Stoyanovsky Detcho A, Huang Zhentai, Jiang Jianfei, Belikova Natalia A, Tyurin Vladimir, Epperly Michael W, Greenberger Joel S, Bayir Hülya, Kagan Valerian E
Department of Environmental and Occupational Health, University of Pittsburgh, Pittsburgh, PA.
ACS Med Chem Lett. 2011 Nov 10;2(11):814-817. doi: 10.1021/ml200142x.
Ionizing radiation triggers mitochondrial overproduction of H(2)O(2) with concomitant induction of intrinsic apoptosis, whereby clearance of H(2)O(2) upon overexpression of mitochondrial catalase increases radioresistance in vitro and in vivo. As an alternative to gene therapy, we tested the potential of Mn((III))-porphyrin complexes to clear mitochondrial H(2)O(2).
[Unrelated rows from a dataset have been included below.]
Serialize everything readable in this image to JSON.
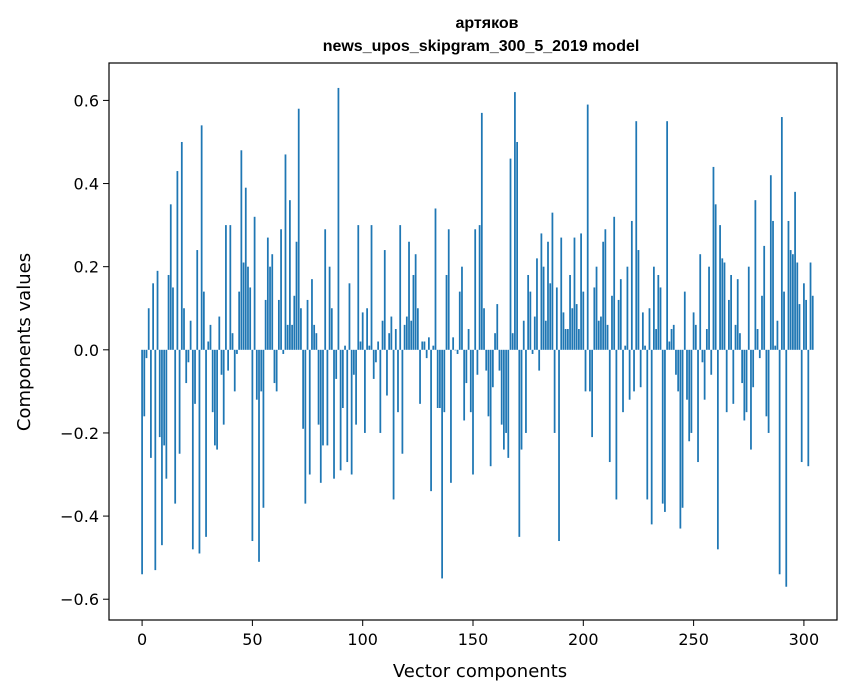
{
  "chart_data": {
    "type": "bar",
    "title": "артяков",
    "subtitle": "news_upos_skipgram_300_5_2019 model",
    "xlabel": "Vector components",
    "ylabel": "Components values",
    "xlim": [
      -15,
      315
    ],
    "ylim": [
      -0.65,
      0.69
    ],
    "xticks": [
      0,
      50,
      100,
      150,
      200,
      250,
      300
    ],
    "xtick_labels": [
      "0",
      "50",
      "100",
      "150",
      "200",
      "250",
      "300"
    ],
    "yticks": [
      -0.6,
      -0.4,
      -0.2,
      0.0,
      0.2,
      0.4,
      0.6
    ],
    "ytick_labels": [
      "−0.6",
      "−0.4",
      "−0.2",
      "0.0",
      "0.2",
      "0.4",
      "0.6"
    ],
    "grid": false,
    "bar_color": "#1f77b4",
    "values": [
      -0.54,
      -0.16,
      -0.02,
      0.1,
      -0.26,
      0.16,
      -0.53,
      0.19,
      -0.21,
      -0.47,
      -0.23,
      -0.31,
      0.18,
      0.35,
      0.15,
      -0.37,
      0.43,
      -0.25,
      0.5,
      0.1,
      -0.08,
      -0.03,
      0.07,
      -0.48,
      -0.13,
      0.24,
      -0.49,
      0.54,
      0.14,
      -0.45,
      0.02,
      0.06,
      -0.15,
      -0.23,
      -0.24,
      0.08,
      -0.06,
      -0.18,
      0.3,
      -0.05,
      0.3,
      0.04,
      -0.1,
      -0.01,
      0.14,
      0.48,
      0.21,
      0.39,
      0.2,
      0.15,
      -0.46,
      0.32,
      -0.12,
      -0.51,
      -0.1,
      -0.38,
      0.12,
      0.27,
      0.2,
      0.23,
      -0.08,
      -0.1,
      0.12,
      0.29,
      -0.01,
      0.47,
      0.06,
      0.36,
      0.06,
      0.13,
      0.26,
      0.58,
      0.1,
      -0.19,
      -0.37,
      0.12,
      -0.3,
      0.17,
      0.06,
      0.04,
      -0.18,
      -0.32,
      -0.23,
      0.29,
      -0.23,
      0.2,
      0.1,
      -0.31,
      -0.07,
      0.63,
      -0.29,
      -0.14,
      0.01,
      -0.27,
      0.16,
      -0.3,
      -0.06,
      -0.18,
      0.3,
      0.02,
      0.09,
      -0.2,
      0.1,
      0.01,
      0.3,
      -0.07,
      -0.03,
      0.02,
      -0.2,
      0.07,
      0.24,
      -0.11,
      0.04,
      0.08,
      -0.36,
      0.05,
      -0.15,
      0.3,
      -0.25,
      0.06,
      0.08,
      0.26,
      0.07,
      0.18,
      0.23,
      0.1,
      -0.13,
      0.02,
      0.02,
      -0.02,
      0.03,
      -0.34,
      0.01,
      0.34,
      -0.14,
      -0.14,
      -0.55,
      -0.15,
      0.18,
      0.29,
      -0.32,
      0.03,
      0.0,
      -0.01,
      0.14,
      0.2,
      -0.17,
      -0.08,
      0.05,
      -0.15,
      -0.3,
      0.29,
      -0.06,
      0.3,
      0.57,
      0.1,
      -0.05,
      -0.16,
      -0.28,
      -0.09,
      0.04,
      0.11,
      -0.05,
      -0.18,
      -0.24,
      -0.2,
      -0.26,
      0.46,
      0.04,
      0.62,
      0.5,
      -0.45,
      -0.24,
      0.07,
      -0.2,
      0.18,
      0.14,
      -0.01,
      0.08,
      0.22,
      -0.05,
      0.28,
      0.2,
      0.07,
      0.26,
      0.16,
      0.33,
      -0.2,
      0.15,
      -0.46,
      0.27,
      0.09,
      0.05,
      0.05,
      0.18,
      0.1,
      0.27,
      0.11,
      0.05,
      0.28,
      0.14,
      -0.1,
      0.59,
      -0.1,
      -0.21,
      0.15,
      0.2,
      0.07,
      0.08,
      0.26,
      0.29,
      0.06,
      -0.27,
      0.13,
      0.32,
      -0.36,
      0.12,
      0.17,
      -0.15,
      0.01,
      0.2,
      -0.12,
      0.31,
      -0.1,
      0.55,
      0.24,
      -0.09,
      0.09,
      0.01,
      -0.36,
      0.1,
      -0.42,
      0.2,
      0.05,
      0.18,
      0.15,
      -0.37,
      -0.39,
      0.55,
      0.02,
      0.05,
      0.06,
      -0.06,
      -0.1,
      -0.43,
      -0.38,
      0.14,
      -0.12,
      -0.22,
      -0.2,
      0.09,
      0.06,
      -0.27,
      0.23,
      -0.03,
      -0.12,
      0.05,
      0.2,
      -0.06,
      0.44,
      0.35,
      -0.48,
      0.3,
      0.22,
      0.21,
      -0.15,
      0.12,
      0.18,
      -0.13,
      0.06,
      0.17,
      0.04,
      -0.08,
      -0.17,
      -0.15,
      0.2,
      -0.24,
      -0.09,
      0.36,
      0.05,
      -0.02,
      0.13,
      0.25,
      -0.16,
      -0.2,
      0.42,
      0.31,
      0.01,
      0.07,
      -0.54,
      0.56,
      0.14,
      -0.57,
      0.31,
      0.24,
      0.23,
      0.38,
      0.21,
      0.11,
      -0.27,
      0.16,
      0.12,
      -0.28,
      0.21,
      0.13
    ]
  }
}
We report that triphenyl-[(2E)-2-[4-[(1Z,4Z,9Z,15Z)-10,15,20-tris(4-aminophenyl)-21,23-dihydroporphyrin-5-yl]phenyl]iminoethyl]phosphonium-Mn((III)) compartmentalizes preferentially into mitochondria of mouse embryonic cells, reacts with H(2)O(2), impedes γ-ray-induced mitochondrial apoptosis, and increases the survival of mice exposed to whole body irradiation with γ-rays.
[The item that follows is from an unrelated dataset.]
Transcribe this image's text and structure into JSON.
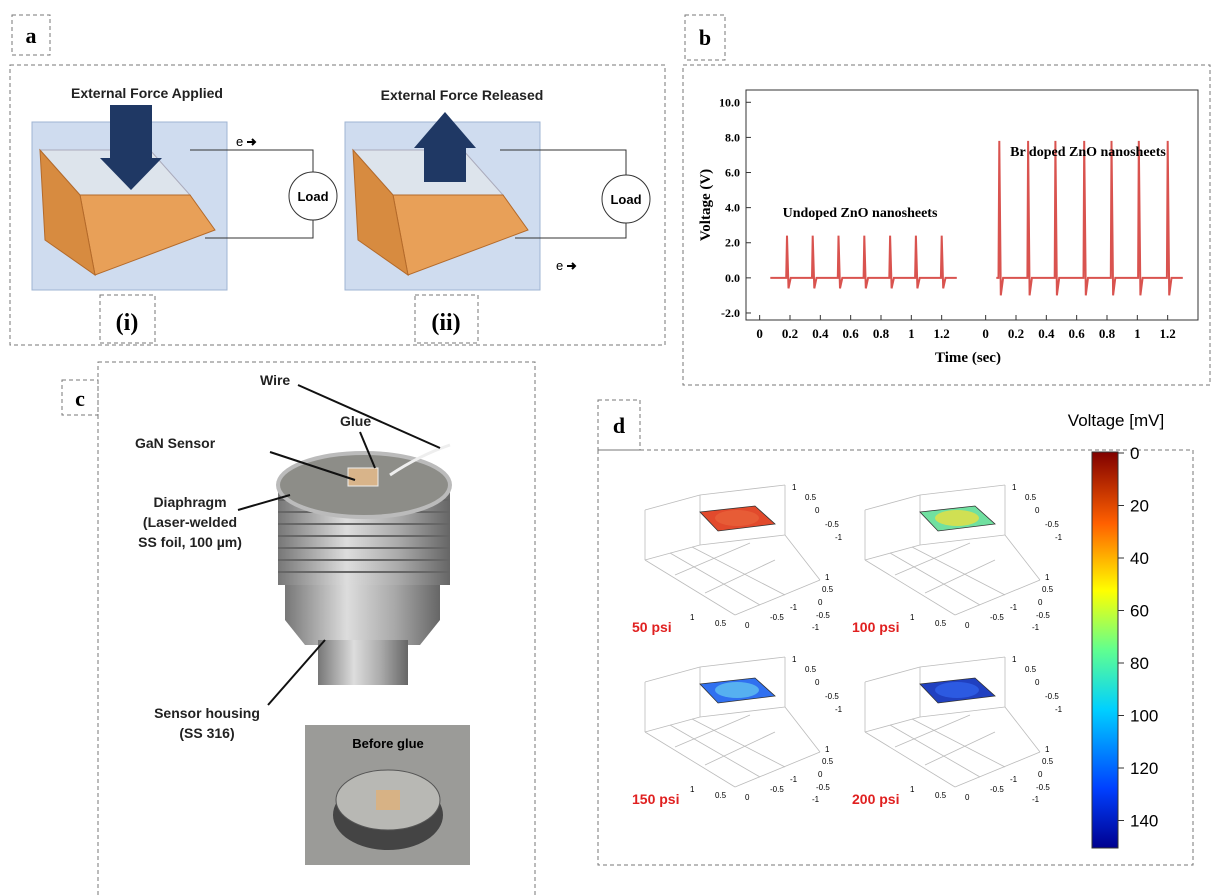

电离辐射引发线粒体过量产生H₂O₂,并伴随诱导内源性凋亡,而线粒体过氧化氢酶过表达时清除H₂O₂可在体外和体内增加放射抗性。作为基因治疗的替代方法,我们测试了锰(III)-卟啉配合物清除线粒体H₂O₂的潜力。我们报告称,三苯基-[(2E)-2-[4-[(1Z,4Z,9Z,15Z)-10,15,20-三(4-氨基苯基)-21,23-二氢卟啉-5-基]苯基]亚氨基乙基]鏻-锰(III)优先定位于小鼠胚胎细胞的线粒体中,与H₂O₂反应,阻碍γ射线诱导的线粒体凋亡,并提高接受全身γ射线照射小鼠的存活率。